If an employer knows or ought to know that an instrumentality of his business may cause injury to his employees, or that one of his employees is likely to cause injury to a fellow-employee, and injury results in consequence of the condition of the instrumentality, or of the character or habits of the employee, the injury results from a risk arising out of the conditions in which the employment is carried on, and hence arises out of the employment. The cases immediately in point are not numerous. An injury to an employee by a fellow-employee when drunk and known by the employer to be liable to get in this condition and at such times to be dangerous, was held to arise out of the employment. McNicol's Case, 215 Mass. 497, 102 N.E. 697. An injury from the bite of a cat habitually kept in the place of employment was held to arise out of the employment. Rowland v. Wright, L.R. (1909) 1 K.B.D. 963. An injury to an employee caused by the throwing, in sport and mischief, of sash pins by a fellow-workman — a practice known to the employer and not stopped — was held to be a risk of the employment as it was conducted. State ex rel. Johnson S. D. Co. v. District Court, 140 Minn. 75, 167 N.W. 283.
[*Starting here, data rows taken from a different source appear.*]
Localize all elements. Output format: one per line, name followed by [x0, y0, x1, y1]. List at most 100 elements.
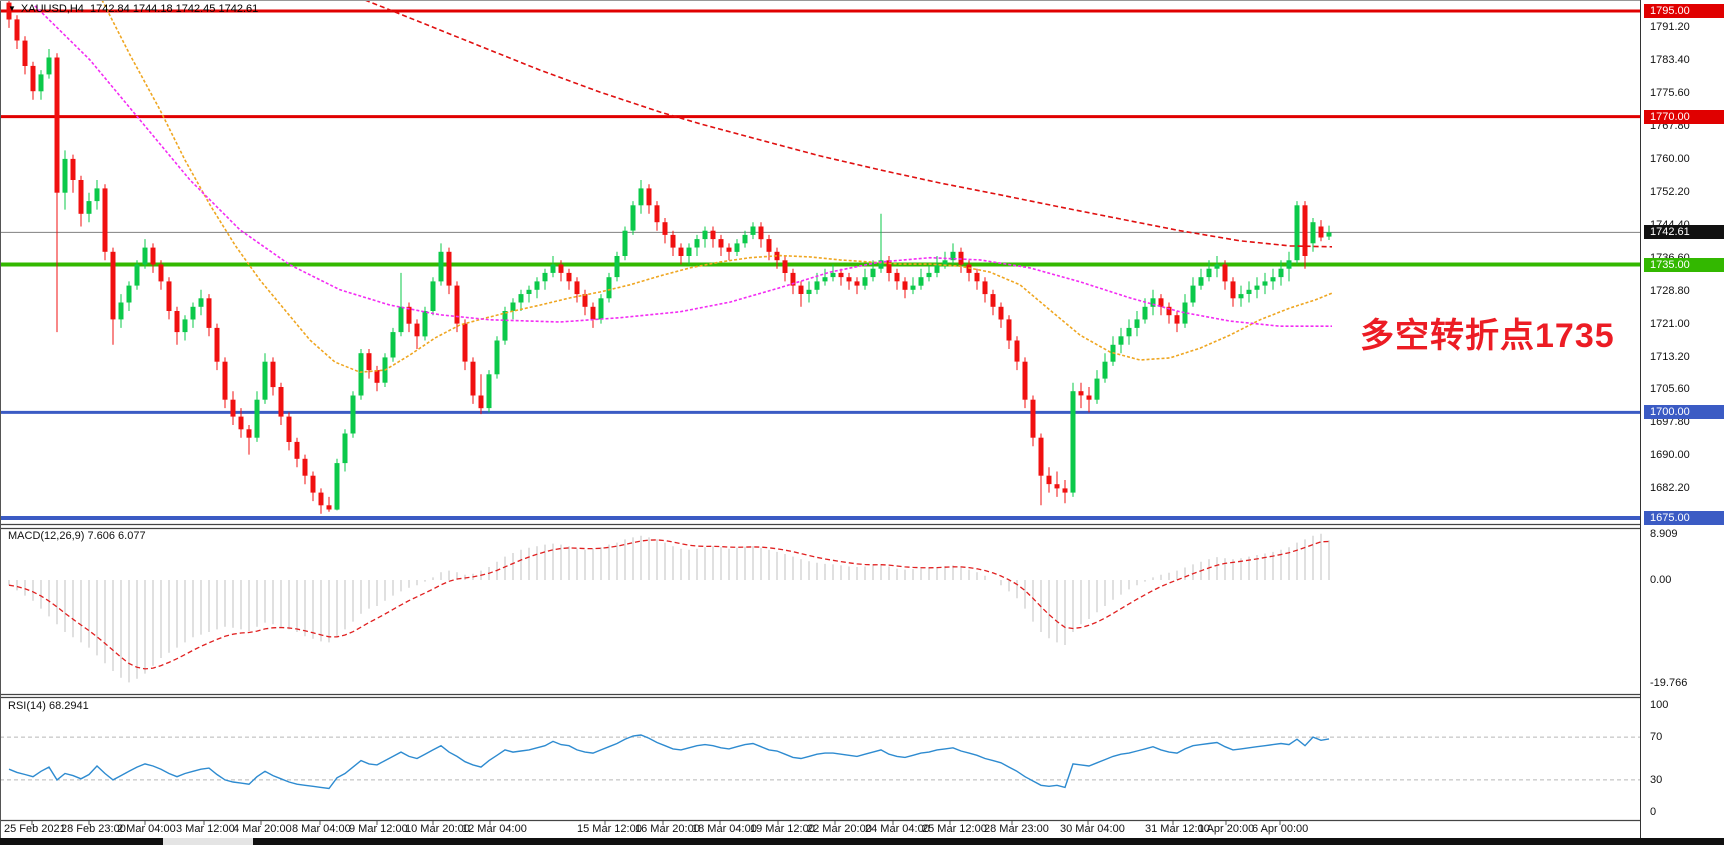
macd-tick-label: -19.766	[1650, 676, 1688, 689]
macd-tick-label: 8.909	[1650, 527, 1678, 540]
candle-body	[790, 272, 796, 286]
candle-body	[654, 205, 660, 223]
candle-body	[934, 264, 940, 273]
candle-body	[478, 395, 484, 409]
candle-body	[182, 319, 188, 333]
rsi-tick-label: 100	[1650, 699, 1669, 711]
price-tick-label: 1760.00	[1650, 152, 1690, 165]
candle-body	[366, 353, 372, 371]
candle-body	[414, 323, 420, 337]
candle-body	[526, 289, 532, 294]
candle-body	[1238, 294, 1244, 299]
candle-body	[70, 158, 76, 180]
candle-body	[582, 294, 588, 307]
candle-body	[694, 239, 700, 248]
time-axis-label: 6 Apr 00:00	[1252, 823, 1309, 835]
candle-body	[1030, 399, 1036, 438]
candle-body	[126, 285, 132, 303]
candle-body	[942, 260, 948, 265]
candle-body	[286, 416, 292, 442]
candle-body	[958, 251, 964, 265]
candle-body	[1142, 306, 1148, 320]
candle-body	[542, 272, 548, 282]
time-axis-label: 28 Mar 23:00	[984, 823, 1049, 835]
candle-body	[766, 239, 772, 252]
candle-body	[702, 230, 708, 240]
candle-body	[518, 294, 524, 303]
candle-body	[886, 260, 892, 273]
candle-body	[446, 251, 452, 286]
candle-body	[1086, 395, 1092, 400]
candle-body	[102, 188, 108, 252]
price-tick-label: 1752.20	[1650, 185, 1690, 198]
candle-body	[134, 264, 140, 286]
candle-body	[190, 306, 196, 320]
ma-long-red	[364, 0, 1333, 248]
price-scale[interactable]: 1791.20 1783.40 1775.60 1767.80 1760.00 1752.…	[1641, 0, 1724, 838]
candle-body	[598, 298, 604, 320]
ohlc-readout: 1742.84 1744.18 1742.45 1742.61	[90, 3, 259, 15]
candle-body	[38, 74, 44, 92]
time-axis-label: 25 Feb 2021	[4, 823, 66, 835]
candle-body	[1014, 340, 1020, 362]
candle-body	[1286, 260, 1292, 269]
candle-body	[734, 243, 740, 252]
main-price-panel[interactable]	[0, 0, 1640, 520]
candle-body	[686, 247, 692, 256]
candle-body	[270, 361, 276, 388]
candle-body	[158, 264, 164, 282]
candle-body	[1070, 391, 1076, 493]
rsi-tick-label: 30	[1650, 773, 1663, 786]
ma-mid-orange	[101, 0, 1333, 374]
rsi-panel[interactable]	[0, 734, 1640, 790]
time-axis-label: 16 Mar 20:00	[635, 823, 700, 835]
candle-body	[1198, 277, 1204, 286]
candle-body	[1222, 264, 1228, 282]
current-price-badge: 1742.61	[1644, 225, 1724, 240]
candle-body	[974, 272, 980, 282]
candle-body	[1118, 336, 1124, 345]
candle-body	[510, 302, 516, 311]
candle-body	[1246, 289, 1252, 294]
symbol-dropdown-marker-icon[interactable]: ▼	[8, 4, 16, 13]
macd-panel[interactable]	[8, 533, 1330, 683]
candle-body	[78, 180, 84, 214]
candle-body	[1270, 277, 1276, 282]
candle-body	[334, 463, 340, 510]
time-axis[interactable]: 25 Feb 2021 28 Feb 23:00 2 Mar 04:00 3 Mar …	[0, 823, 1640, 838]
level-price-badge: 1770.00	[1644, 109, 1724, 124]
candle-body	[390, 332, 396, 358]
candle-body	[1094, 378, 1100, 400]
candle-body	[150, 247, 156, 265]
candle-body	[1038, 437, 1044, 476]
candle-body	[174, 311, 180, 333]
candle-body	[894, 272, 900, 282]
candle-body	[398, 306, 404, 333]
candle-body	[318, 492, 324, 506]
price-tick-label: 1721.00	[1650, 317, 1690, 330]
chart-annotation-text: 多空转折点1735	[1360, 317, 1615, 355]
macd-tick-label: 0.00	[1650, 574, 1672, 586]
rsi-tick-label: 70	[1650, 731, 1663, 744]
time-axis-label: 9 Mar 12:00	[349, 823, 408, 835]
candle-body	[1006, 319, 1012, 341]
candle-body	[1150, 298, 1156, 307]
candle-body	[1214, 264, 1220, 269]
candle-body	[726, 247, 732, 252]
candle-body	[302, 458, 308, 476]
candle-body	[1158, 298, 1164, 307]
candle-body	[486, 374, 492, 409]
candle-body	[574, 281, 580, 295]
candle-body	[22, 40, 28, 66]
candle-body	[662, 222, 668, 235]
candle-body	[494, 340, 500, 375]
time-axis-label: 25 Mar 12:00	[922, 823, 987, 835]
candle-body	[262, 361, 268, 400]
candle-body	[326, 505, 332, 510]
candle-body	[406, 306, 412, 324]
time-axis-label: 28 Feb 23:00	[61, 823, 126, 835]
candle-body	[606, 277, 612, 299]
The sport and mischief of one employee resulting in injury to a fellow-employee cannot be held to be a risk of the employment unless the employer has knowledge or the means of knowledge of the practice, and has failed to stop it. The watchman was required to perform his duties under the existing conditions of the employment, which were the presence of a boy and a pistol where the watchman was obliged to work, the knowledge of the boy that the pistol was in plain view and at hand, and the knowledge of the employer that the boy was liable to handle the pistol and to cause it to go off. The placing of the pistol out of the sight of the curious boy was within the power of the employer. By his failure to exercise such control, the pistol in the place in which Cote found it became one of the conditions under which the watchman was required to work, and while pursuing his work he was hit by a bullet from the pistol while in the hands of this boy. The injury was a consequence of this condition, and hence resulted from a risk of the employment and arose out of it.

The Superior Court is advised that the injury to the deceased arose out of his employment, and is directed to remand the case to the commissioner with instruction to make an award in favor of the plaintiff in accordance with this opinion.